Between 1990 and 2000, that is deemed the decade of the brain. There was a lot of money going into studying brain illnesses and disease, and into learning about the brain. During that time, we were looking for some neural footprint of addiction. We thought that once cocaine interacted with dopamine neurons, it had this almost magical power over the person's behavior. We've learned that's not necessarily the case.
So when we think of drug addiction, it's important to keep the focus on the person's behavior: Are they not showing up for work? Are they not meeting obligations at home or school? All of these are important indicators of whether someone is drug-addicted or not—and notice, I didn't look at anyone's brain. I'm really looking at behavior.
Behavioral addiction is a lot like substance addiction in many ways. Basically what has to happen is that there's a behavior you enjoy doing in the short term that you do compulsively, so you keep returning to it over and over again, but in the long term it harms your wellbeing—and it can harm your wellbeing in lots of different respects. It's a much newer, more recent phenomenon.
The reason we've got these new forms of addiction comes down to two main things. First, technology is much more sophisticated and advanced than it was even 20 years ago. You're able to deliver the kinds of rewards that you need for a system to be addictive. What people are looking for is unpredictability and the rapid feedback of either rewards or, if negative, negative experiences—and you actually need that mix of positive and negative feedback. Just as when you post something online: sometimes you get a lot of hits, sometimes you don't, and it's that unpredictability that we find so compelling.

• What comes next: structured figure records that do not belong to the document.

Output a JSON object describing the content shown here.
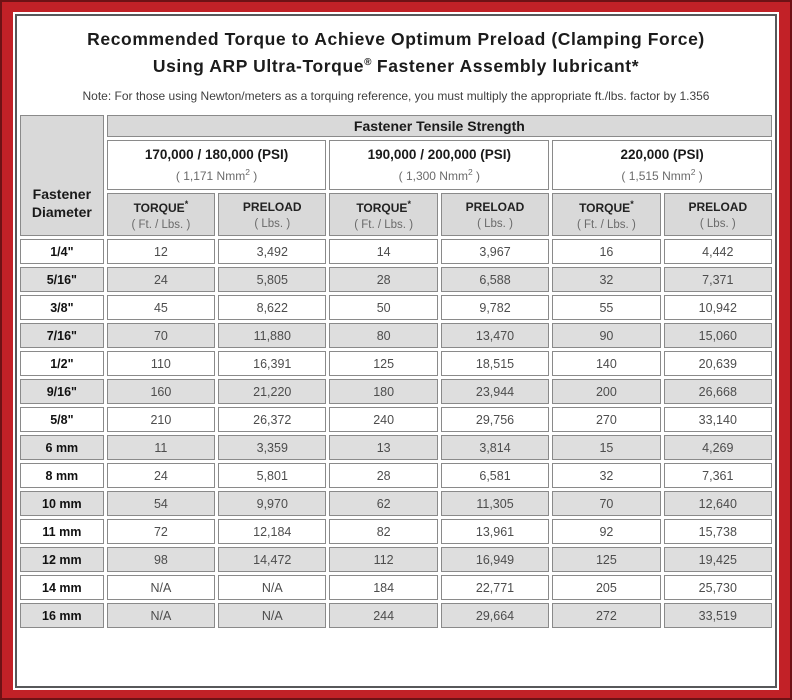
{
  "title": {
    "line1": "Recommended Torque to Achieve Optimum Preload (Clamping Force)",
    "line2_pre": "Using ARP Ultra-Torque",
    "line2_sup": "®",
    "line2_post": " Fastener Assembly lubricant*"
  },
  "note": "Note: For those using Newton/meters as a torquing reference, you must multiply the appropriate ft./lbs. factor by 1.356",
  "colors": {
    "frame_red": "#c22127",
    "frame_edge_dark": "#6e1215",
    "header_gray": "#d9d9d9",
    "row_alt_gray": "#dedede",
    "cell_border_gray": "#8a8a8a"
  },
  "table": {
    "corner_label": "Fastener Diameter",
    "group_header": "Fastener Tensile Strength",
    "groups": [
      {
        "psi": "170,000 / 180,000 (PSI)",
        "nmm": {
          "pre": "( 1,171 Nmm",
          "sup": "2",
          "post": " )"
        }
      },
      {
        "psi": "190,000 / 200,000 (PSI)",
        "nmm": {
          "pre": "( 1,300 Nmm",
          "sup": "2",
          "post": " )"
        }
      },
      {
        "psi": "220,000 (PSI)",
        "nmm": {
          "pre": "( 1,515 Nmm",
          "sup": "2",
          "post": " )"
        }
      }
    ],
    "sub": {
      "torque_label": "TORQUE",
      "torque_sup": "*",
      "torque_unit": "( Ft. / Lbs. )",
      "preload_label": "PRELOAD",
      "preload_unit": "( Lbs. )"
    },
    "rows": [
      {
        "diameter": "1/4\"",
        "values": [
          "12",
          "3,492",
          "14",
          "3,967",
          "16",
          "4,442"
        ]
      },
      {
        "diameter": "5/16\"",
        "values": [
          "24",
          "5,805",
          "28",
          "6,588",
          "32",
          "7,371"
        ]
      },
      {
        "diameter": "3/8\"",
        "values": [
          "45",
          "8,622",
          "50",
          "9,782",
          "55",
          "10,942"
        ]
      },
      {
        "diameter": "7/16\"",
        "values": [
          "70",
          "11,880",
          "80",
          "13,470",
          "90",
          "15,060"
        ]
      },
      {
        "diameter": "1/2\"",
        "values": [
          "110",
          "16,391",
          "125",
          "18,515",
          "140",
          "20,639"
        ]
      },
      {
        "diameter": "9/16\"",
        "values": [
          "160",
          "21,220",
          "180",
          "23,944",
          "200",
          "26,668"
        ]
      },
      {
        "diameter": "5/8\"",
        "values": [
          "210",
          "26,372",
          "240",
          "29,756",
          "270",
          "33,140"
        ]
      },
      {
        "diameter": "6 mm",
        "values": [
          "11",
          "3,359",
          "13",
          "3,814",
          "15",
          "4,269"
        ]
      },
      {
        "diameter": "8 mm",
        "values": [
          "24",
          "5,801",
          "28",
          "6,581",
          "32",
          "7,361"
        ]
      },
      {
        "diameter": "10 mm",
        "values": [
          "54",
          "9,970",
          "62",
          "11,305",
          "70",
          "12,640"
        ]
      },
      {
        "diameter": "11 mm",
        "values": [
          "72",
          "12,184",
          "82",
          "13,961",
          "92",
          "15,738"
        ]
      },
      {
        "diameter": "12 mm",
        "values": [
          "98",
          "14,472",
          "112",
          "16,949",
          "125",
          "19,425"
        ]
      },
      {
        "diameter": "14 mm",
        "values": [
          "N/A",
          "N/A",
          "184",
          "22,771",
          "205",
          "25,730"
        ]
      },
      {
        "diameter": "16 mm",
        "values": [
          "N/A",
          "N/A",
          "244",
          "29,664",
          "272",
          "33,519"
        ]
      }
    ]
  }
}
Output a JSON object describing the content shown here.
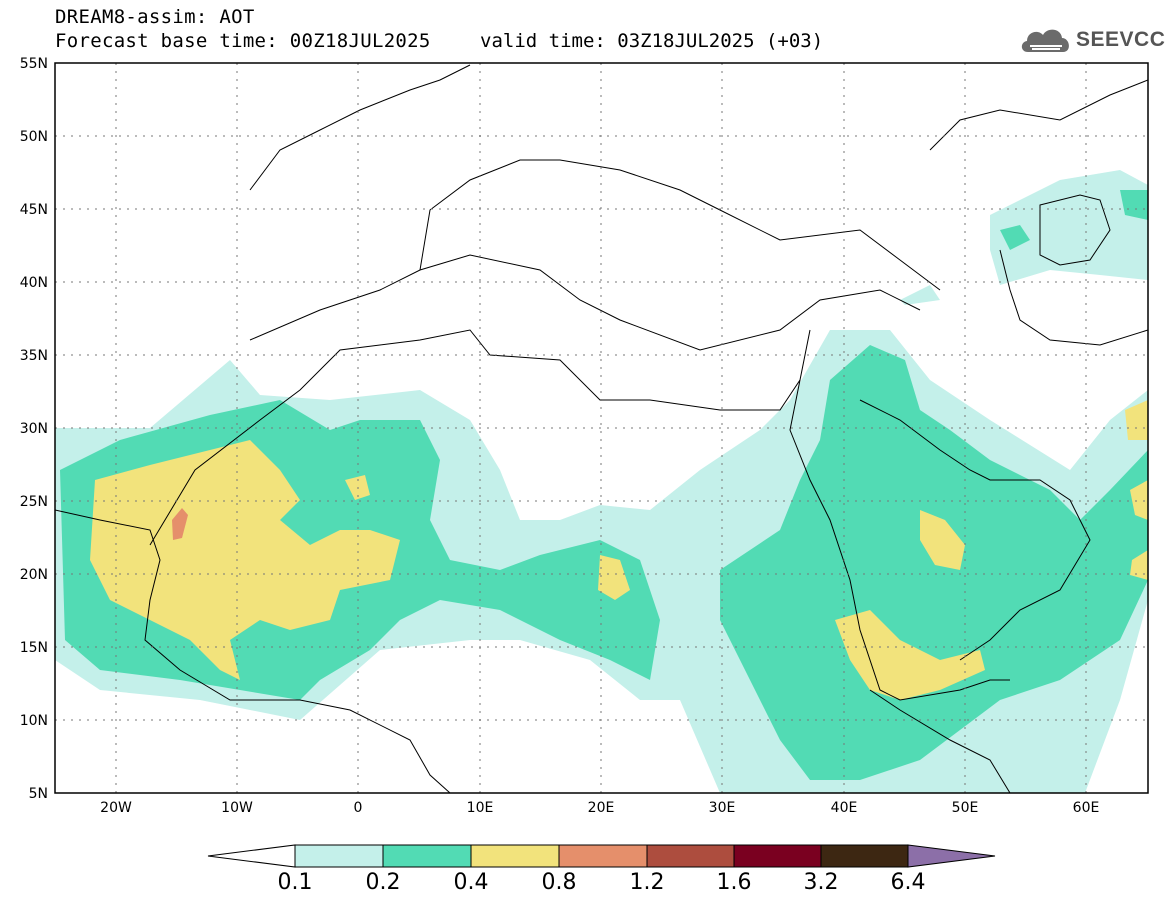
{
  "header": {
    "title": "DREAM8-assim: AOT",
    "base_time": "Forecast base time: 00Z18JUL2025",
    "valid_time": "valid time: 03Z18JUL2025 (+03)"
  },
  "logo": {
    "text": "SEEVCCC",
    "icon": "cloud-icon"
  },
  "map": {
    "lat_labels": [
      "55N",
      "50N",
      "45N",
      "40N",
      "35N",
      "30N",
      "25N",
      "20N",
      "15N",
      "10N",
      "5N"
    ],
    "lon_labels": [
      "20W",
      "10W",
      "0",
      "10E",
      "20E",
      "30E",
      "40E",
      "50E",
      "60E"
    ],
    "lon_range": [
      -25,
      65
    ],
    "lat_range": [
      5,
      55
    ],
    "gridlines": "dotted"
  },
  "colorbar": {
    "labels": [
      "0.1",
      "0.2",
      "0.4",
      "0.8",
      "1.2",
      "1.6",
      "3.2",
      "6.4"
    ],
    "colors": [
      "#ffffff",
      "#c4f0ea",
      "#52dbb4",
      "#f2e37c",
      "#e58f6b",
      "#ad4d3e",
      "#7a0020",
      "#3d2712",
      "#8c6fa8"
    ]
  }
}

Whenever we're bored, lonely, unsure of what to do next, or don't feel like we're having an effect on the world, those are the moments when you're looking for what some people call the adult pacifier. Smartphones tend to be a great adult pacifier because at those moments, you turn on your screen, swipe, and feel relaxed again.
If you just try and say, "I'm gonna use willpower to make this behavior go away," it's not gonna work. Every scientist who's worked on habits will tell you: once the neurology of that habit is set, it's always there in some form or another. So instead of thinking about eradicating this bad habit or just using willpower to ignore it, you need to change it.
There's this thing known as the golden rule of habit change: if a habit is made up of a cue, a routine, and a reward, you can't change all three parts at once. You shouldn't even try. What you really want to change is the routine—the behavior. To do that, you keep the same cue and deliver the same reward, and you'll be able to shoehorn that new behavior into your daily pattern.
You can't change everything overnight. You can't suddenly say, “I want a brand new habit tomorrow,” and expect it to be easy and effortless. You have to give yourself permission to take a little time to practice because you're building up neural pathways associated with a certain behavior, and those pathways build up over time. You can't speed up that process any more than is natural.